先日。こんな解釈もできるなあとかブログに書いたけど、
「ね、無理」 あーはいはい。
で終わってしまった。ちゃんちゃん♪
マチルデさんが美人さんである設定では、計画的誤読はむずかしい。
日本人の情をベースに解釈を思いついても、テキストに戻ると、キリスト教に裏打ちされた契約思想と個人主義に基づく台詞に、
あと、ミステリーの流れを優先させるために、
なかなか「日本の感性に引き寄せるための隙をつけない」のでした。
ちなみにあさこさまのマチルデは、肌感覚につっと共感してしまった。丸みと絶望とがすてき。
あのね。マチルデさんがもっと生活感のある方だったら、イルくんの打算がもっと前に出てくるのにね。そうしないキャスティングに男子のずるさを考えてしまう。
昨日のクレア。かなめさまは、もしかしたら演出家先生や祐一郎さんや男子全員が気づいていない部分をていねいに構築してる?という気がしました。(山田さんはさすがに気づいてるかw)
それはクレアの内面の揺れとなってちらちらと見えるんだけど、
女だったらみんな、どんなに愛してる相手でも「あーあ」とか「やれやれ」とか「そういうことじゃないんだけどなぁ」って感触持ったことあると思うの。
なのでわたしは、昨日のクレアに深く共感してしまった。まぁ、日本の女子だと「しょうもないなぁ」と流すところを、肉食クレアは流せないわけで。
でもかなめさまは、そのあたりをうまーく表現してらして。
カーテンコールでうふふふっ♡という表情をしてらしたのは、女子全員の秘密の共感の表れだった気がしたりして、楽しくなっちゃったのでした。えへ。
もしかしたらこの作品、裏女子会とかで案外盛り上がるかもなぁ。
そんなとき、ざけんなアルフレッド・イル!となりそうでならない方向に役をつくっちゃったのが祐一郎さんで。
一幕で、群集に追い詰められてるはずなのに深刻になりすぎないでユーモラスなショーにしちゃうとか(これは山田さんテイスト?)、
そもそもあの見てくれで、しがない田舎男とか、人のどうしようもない弱さとかを引き寄せるのはたいへんなのに、
壊しては積み上げ!を繰り返したんだなあと、感じましたよ。ぱちぱちぱち。
悪い癖がところどころ復活してたり、
一幕~二幕前半の歌い方は、後半の歌い方との差別化なんだろうけど、うーん、むずかしいとこだわ、とか。
でもまあ。うんうん。頑張ったね。で、いっのかな~
このミュージカルのすごみのひとつが、
かなめさまと祐一郎さんが離れて座ってるだけなのに、深い想いに周囲が包まれてしまう風景で。おとなの恋だわ。大人のミュージカルだわ。

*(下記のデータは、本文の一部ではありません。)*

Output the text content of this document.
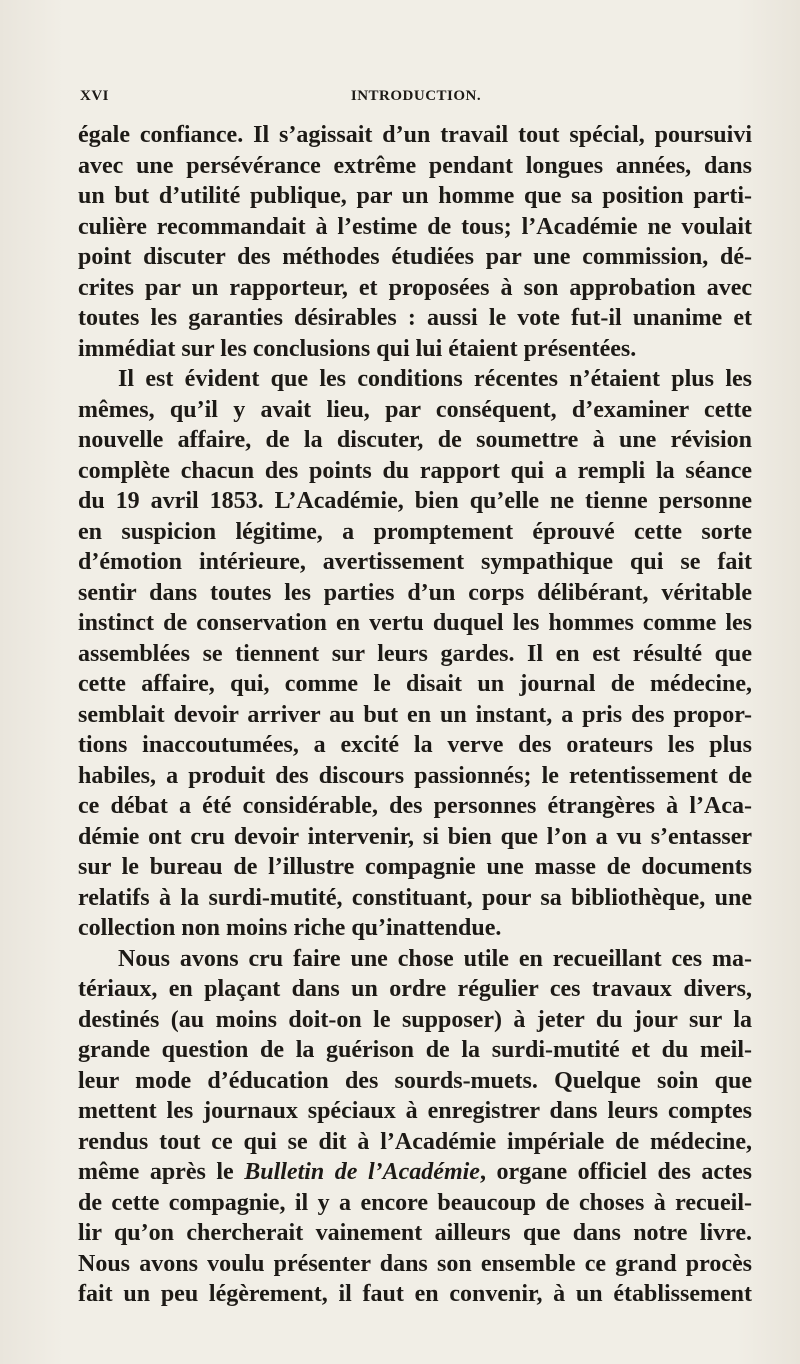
XVI	INTRODUCTION.
égale confiance. Il s’agissait d’un travail tout spécial, poursuivi
avec une persévérance extrême pendant longues années, dans
un but d’utilité publique, par un homme que sa position parti-
culière recommandait à l’estime de tous; l’Académie ne voulait
point discuter des méthodes étudiées par une commission, dé-
crites par un rapporteur, et proposées à son approbation avec
toutes les garanties désirables : aussi le vote fut-il unanime et
immédiat sur les conclusions qui lui étaient présentées.
Il est évident que les conditions récentes n’étaient plus les
mêmes, qu’il y avait lieu, par conséquent, d’examiner cette
nouvelle affaire, de la discuter, de soumettre à une révision
complète chacun des points du rapport qui a rempli la séance
du 19 avril 1853. L’Académie, bien qu’elle ne tienne personne
en suspicion légitime, a promptement éprouvé cette sorte
d’émotion intérieure, avertissement sympathique qui se fait
sentir dans toutes les parties d’un corps délibérant, véritable
instinct de conservation en vertu duquel les hommes comme les
assemblées se tiennent sur leurs gardes. Il en est résulté que
cette affaire, qui, comme le disait un journal de médecine,
semblait devoir arriver au but en un instant, a pris des propor-
tions inaccoutumées, a excité la verve des orateurs les plus
habiles, a produit des discours passionnés; le retentissement de
ce débat a été considérable, des personnes étrangères à l’Aca-
démie ont cru devoir intervenir, si bien que l’on a vu s’entasser
sur le bureau de l’illustre compagnie une masse de documents
relatifs à la surdi-mutité, constituant, pour sa bibliothèque, une
collection non moins riche qu’inattendue.
Nous avons cru faire une chose utile en recueillant ces ma-
tériaux, en plaçant dans un ordre régulier ces travaux divers,
destinés (au moins doit-on le supposer) à jeter du jour sur la
grande question de la guérison de la surdi-mutité et du meil-
leur mode d’éducation des sourds-muets. Quelque soin que
mettent les journaux spéciaux à enregistrer dans leurs comptes
rendus tout ce qui se dit à l’Académie impériale de médecine,
même après le Bulletin de l’Académie, organe officiel des actes
de cette compagnie, il y a encore beaucoup de choses à recueil-
lir qu’on chercherait vainement ailleurs que dans notre livre.
Nous avons voulu présenter dans son ensemble ce grand procès
fait un peu légèrement, il faut en convenir, à un établissement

ミュージカルは、演劇は、こんな「夢」をもっと立ち上げていかなきゃいけないのね、って思ったことでした。
そしてこのミュージカルのもうひとつのテーマは「狂気」かもしれないと感じました。
たとえば戦争に向かっている社会って、こういう狂気に支配されるんだろうなあ。戦争だけじゃない。原発や行き詰った資本主義や、純血主義やその他いろいろ。
自分を守るために、自分を表現するために、狂うしかない。
クラウスがレーナから受け取った白い花を、追い詰められて手放し、アルフレッドに渡す流れは、意味が深いですね。クラウスの行動は「集団の狂気にあらがう」ともとれるし、「いい人であろうとする狂気」とも取れるし。
その中で、正気であるアルフレッドが狂気に見えるっていうシーンは、20世紀のテイストだわ。
現代が意味する狂気は、もう少しフクザツな気がして。
でも集団の狂気・狂乱が、観客のカタルシスを呼んだら、とんでもない舞台になるなあ。とね。そのためにもう一匙必要なのは、、、、
演じる側の狂気なのかしら???
全体に。去年のとっちらかり感が整理されて、シーンがクリアでユーモラスになりましたね。
そうそう今さらですが、照明がステキ!なのでした!! 男子の四重唱の、内面を裏打ちする美しさにくらくら!